Pelo menos desde que o último ancestral comum de todos os seres vivos apareceu na Terra, cerca de 3,5 bilhões de anos atrás, as informações genéticas são armazenadas em um alfabeto de quatro letras, que é distribuído e lido na forma de dois pares de bases. São quatro bases nitrogênio-carbono-hidrogênio: adenina (A), timina (T), citosina (C) e guanina (G). Devido à sua composição química, eles se ligam aos pares de bases em uma ordem estrita que não permite opções: somente AT e C-G. Nesse sistema quaternário, toda a vida na Terra é codificada.
O principal objetivo da biologia sintética como ciência é a criação de novas formas de vida e novas funções nos organismos existentes. A maneira lógica de atingir esse objetivo é o desenvolvimento de organismos semi-sintéticos com um conjunto expandido de pares de bases. Além das quatro bases da vida selvagem, elas podem conter um par de bases sintéticas, formando um terceiro par de bases artificiais: XY.

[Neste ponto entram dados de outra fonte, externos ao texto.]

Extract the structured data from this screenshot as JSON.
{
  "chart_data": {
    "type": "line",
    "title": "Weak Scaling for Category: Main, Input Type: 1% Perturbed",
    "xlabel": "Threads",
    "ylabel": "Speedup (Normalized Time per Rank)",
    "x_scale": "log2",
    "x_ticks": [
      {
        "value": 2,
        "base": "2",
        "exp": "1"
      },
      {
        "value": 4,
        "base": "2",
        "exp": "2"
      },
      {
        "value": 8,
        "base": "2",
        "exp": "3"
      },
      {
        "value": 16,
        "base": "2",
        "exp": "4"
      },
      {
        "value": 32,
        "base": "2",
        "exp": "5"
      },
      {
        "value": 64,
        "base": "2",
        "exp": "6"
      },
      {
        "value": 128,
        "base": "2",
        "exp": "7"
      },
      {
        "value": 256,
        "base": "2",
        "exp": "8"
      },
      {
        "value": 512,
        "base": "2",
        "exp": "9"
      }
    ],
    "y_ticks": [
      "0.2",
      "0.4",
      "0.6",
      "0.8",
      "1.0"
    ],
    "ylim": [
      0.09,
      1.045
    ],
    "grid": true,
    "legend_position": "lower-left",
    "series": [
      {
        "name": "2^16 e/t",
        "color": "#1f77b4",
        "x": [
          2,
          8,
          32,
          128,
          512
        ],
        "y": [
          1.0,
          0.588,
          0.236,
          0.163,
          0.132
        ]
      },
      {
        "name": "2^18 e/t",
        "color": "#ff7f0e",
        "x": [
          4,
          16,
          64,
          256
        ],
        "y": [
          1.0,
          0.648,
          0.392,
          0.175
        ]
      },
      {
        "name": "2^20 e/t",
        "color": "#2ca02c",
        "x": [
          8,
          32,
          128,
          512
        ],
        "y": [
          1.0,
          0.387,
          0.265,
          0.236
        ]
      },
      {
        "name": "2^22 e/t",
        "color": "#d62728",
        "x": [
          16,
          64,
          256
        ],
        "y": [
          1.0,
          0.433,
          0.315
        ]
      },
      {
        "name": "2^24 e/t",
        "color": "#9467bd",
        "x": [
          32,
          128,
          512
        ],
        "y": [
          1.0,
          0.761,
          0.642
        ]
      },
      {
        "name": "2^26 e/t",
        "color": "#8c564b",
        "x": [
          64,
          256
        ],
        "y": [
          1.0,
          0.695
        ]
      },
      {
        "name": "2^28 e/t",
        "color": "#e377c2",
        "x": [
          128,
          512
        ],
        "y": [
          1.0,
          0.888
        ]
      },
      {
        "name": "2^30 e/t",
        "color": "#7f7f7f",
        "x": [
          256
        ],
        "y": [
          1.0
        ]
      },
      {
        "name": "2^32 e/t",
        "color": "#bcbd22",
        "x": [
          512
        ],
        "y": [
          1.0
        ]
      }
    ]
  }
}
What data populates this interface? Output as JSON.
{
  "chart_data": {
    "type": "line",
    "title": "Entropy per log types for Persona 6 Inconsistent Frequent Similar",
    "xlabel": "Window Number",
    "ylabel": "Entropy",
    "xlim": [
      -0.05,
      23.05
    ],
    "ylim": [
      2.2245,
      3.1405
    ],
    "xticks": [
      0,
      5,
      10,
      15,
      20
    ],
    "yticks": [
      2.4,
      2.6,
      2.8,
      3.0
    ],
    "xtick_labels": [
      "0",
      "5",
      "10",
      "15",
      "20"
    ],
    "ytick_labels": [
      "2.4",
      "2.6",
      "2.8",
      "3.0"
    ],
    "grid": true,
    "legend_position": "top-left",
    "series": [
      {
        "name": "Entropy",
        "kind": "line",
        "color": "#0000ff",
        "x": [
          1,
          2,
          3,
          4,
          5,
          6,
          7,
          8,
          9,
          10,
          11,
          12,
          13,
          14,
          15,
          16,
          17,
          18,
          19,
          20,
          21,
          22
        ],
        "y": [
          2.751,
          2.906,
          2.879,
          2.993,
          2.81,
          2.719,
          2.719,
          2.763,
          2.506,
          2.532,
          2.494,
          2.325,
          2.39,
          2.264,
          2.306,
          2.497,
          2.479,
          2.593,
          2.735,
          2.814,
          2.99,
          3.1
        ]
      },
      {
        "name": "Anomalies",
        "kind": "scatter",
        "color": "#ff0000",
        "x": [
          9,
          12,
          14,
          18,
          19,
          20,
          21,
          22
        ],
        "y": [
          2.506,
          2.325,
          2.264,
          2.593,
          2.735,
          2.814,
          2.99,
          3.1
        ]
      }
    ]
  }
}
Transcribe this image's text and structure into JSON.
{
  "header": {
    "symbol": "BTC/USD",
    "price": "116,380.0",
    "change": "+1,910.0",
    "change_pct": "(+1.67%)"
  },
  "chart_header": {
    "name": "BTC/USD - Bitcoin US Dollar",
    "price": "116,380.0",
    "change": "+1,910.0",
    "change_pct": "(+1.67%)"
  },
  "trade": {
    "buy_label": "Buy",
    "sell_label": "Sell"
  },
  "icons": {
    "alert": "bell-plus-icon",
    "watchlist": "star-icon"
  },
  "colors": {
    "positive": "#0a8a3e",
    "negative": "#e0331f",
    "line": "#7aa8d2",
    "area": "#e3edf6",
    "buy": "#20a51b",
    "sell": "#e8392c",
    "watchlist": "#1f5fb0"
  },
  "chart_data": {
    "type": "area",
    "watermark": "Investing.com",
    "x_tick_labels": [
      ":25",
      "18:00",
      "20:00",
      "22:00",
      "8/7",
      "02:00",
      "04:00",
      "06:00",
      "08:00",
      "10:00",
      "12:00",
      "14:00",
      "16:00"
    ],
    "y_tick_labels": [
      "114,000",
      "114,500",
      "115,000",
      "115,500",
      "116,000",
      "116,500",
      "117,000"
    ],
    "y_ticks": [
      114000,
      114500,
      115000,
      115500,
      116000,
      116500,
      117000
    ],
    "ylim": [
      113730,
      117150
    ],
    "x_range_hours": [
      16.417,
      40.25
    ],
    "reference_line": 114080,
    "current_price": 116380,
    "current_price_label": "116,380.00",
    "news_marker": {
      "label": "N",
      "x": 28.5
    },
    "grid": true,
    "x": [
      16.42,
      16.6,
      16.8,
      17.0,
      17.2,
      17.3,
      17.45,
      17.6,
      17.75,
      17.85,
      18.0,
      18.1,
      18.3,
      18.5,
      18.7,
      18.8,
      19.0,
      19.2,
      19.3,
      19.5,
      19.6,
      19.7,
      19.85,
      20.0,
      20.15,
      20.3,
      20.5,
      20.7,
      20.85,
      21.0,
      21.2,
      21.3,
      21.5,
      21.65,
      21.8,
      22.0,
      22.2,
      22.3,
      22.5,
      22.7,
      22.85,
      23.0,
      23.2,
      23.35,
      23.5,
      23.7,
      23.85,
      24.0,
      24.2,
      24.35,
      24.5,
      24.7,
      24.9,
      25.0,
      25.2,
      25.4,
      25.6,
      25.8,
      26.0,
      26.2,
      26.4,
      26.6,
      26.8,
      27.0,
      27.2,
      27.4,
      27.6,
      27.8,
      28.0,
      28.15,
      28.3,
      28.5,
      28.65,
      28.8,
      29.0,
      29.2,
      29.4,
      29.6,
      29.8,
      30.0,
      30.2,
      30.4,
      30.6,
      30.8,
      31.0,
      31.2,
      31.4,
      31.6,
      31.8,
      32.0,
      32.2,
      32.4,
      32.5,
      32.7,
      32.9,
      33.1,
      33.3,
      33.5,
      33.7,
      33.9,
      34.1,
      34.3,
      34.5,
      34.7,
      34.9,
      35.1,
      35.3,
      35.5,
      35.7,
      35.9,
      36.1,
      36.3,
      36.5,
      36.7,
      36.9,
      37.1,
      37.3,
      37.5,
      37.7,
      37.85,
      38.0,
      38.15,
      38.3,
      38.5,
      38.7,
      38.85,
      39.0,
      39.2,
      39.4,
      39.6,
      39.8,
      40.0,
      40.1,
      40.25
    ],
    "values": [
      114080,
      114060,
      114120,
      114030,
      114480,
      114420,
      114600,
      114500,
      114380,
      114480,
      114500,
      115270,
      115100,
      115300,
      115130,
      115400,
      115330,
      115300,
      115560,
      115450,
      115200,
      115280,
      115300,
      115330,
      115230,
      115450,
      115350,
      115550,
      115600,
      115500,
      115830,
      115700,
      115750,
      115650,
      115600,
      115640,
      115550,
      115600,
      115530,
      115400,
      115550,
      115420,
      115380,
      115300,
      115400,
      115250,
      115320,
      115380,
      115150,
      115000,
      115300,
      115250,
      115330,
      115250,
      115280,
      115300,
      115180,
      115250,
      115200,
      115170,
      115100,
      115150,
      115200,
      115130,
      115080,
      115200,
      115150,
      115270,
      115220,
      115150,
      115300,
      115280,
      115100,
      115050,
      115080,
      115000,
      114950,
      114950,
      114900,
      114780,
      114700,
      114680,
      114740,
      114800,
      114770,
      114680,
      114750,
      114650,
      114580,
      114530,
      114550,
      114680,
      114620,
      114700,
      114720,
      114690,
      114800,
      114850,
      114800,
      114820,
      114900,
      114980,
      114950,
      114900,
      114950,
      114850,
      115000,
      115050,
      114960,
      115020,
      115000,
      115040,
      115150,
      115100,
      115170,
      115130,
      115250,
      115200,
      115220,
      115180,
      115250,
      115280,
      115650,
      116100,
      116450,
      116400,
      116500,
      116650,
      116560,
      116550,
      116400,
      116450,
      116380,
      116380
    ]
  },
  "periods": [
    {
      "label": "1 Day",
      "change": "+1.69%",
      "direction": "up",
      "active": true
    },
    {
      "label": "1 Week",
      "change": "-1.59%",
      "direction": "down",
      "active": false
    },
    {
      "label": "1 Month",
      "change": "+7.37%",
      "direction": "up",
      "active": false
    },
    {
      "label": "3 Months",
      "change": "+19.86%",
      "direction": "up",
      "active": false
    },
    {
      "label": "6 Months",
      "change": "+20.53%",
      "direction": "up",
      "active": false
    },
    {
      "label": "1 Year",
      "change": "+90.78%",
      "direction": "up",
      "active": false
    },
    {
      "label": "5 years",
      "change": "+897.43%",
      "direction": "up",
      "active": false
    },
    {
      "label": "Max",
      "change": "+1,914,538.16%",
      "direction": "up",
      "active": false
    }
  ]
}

Tentativas anteriores de criar um organismo semi-sintético
atingiram seu clímax em 2016 . Em seguida, os geneticistas conseguiram desenvolver uma cepa de
Escherichia coli , que extraiu do ambiente os trifosfatos sintéticos necessários e os usou para replicar plasmídeos com uma base sintética. Este foi o primeiro caso de replicação do DNA semissintético, mas ainda assim um organismo semissintético não estava totalmente completo. Simplesmente armazenar e transferir o par de bases sintéticas não é suficiente. Para ser útil, deve ser totalmente funcional, isto é, capaz de expressar proteínas através do RNA. E serão proteínas que nenhuma forma natural de vida no sistema quaternário é capaz de criar.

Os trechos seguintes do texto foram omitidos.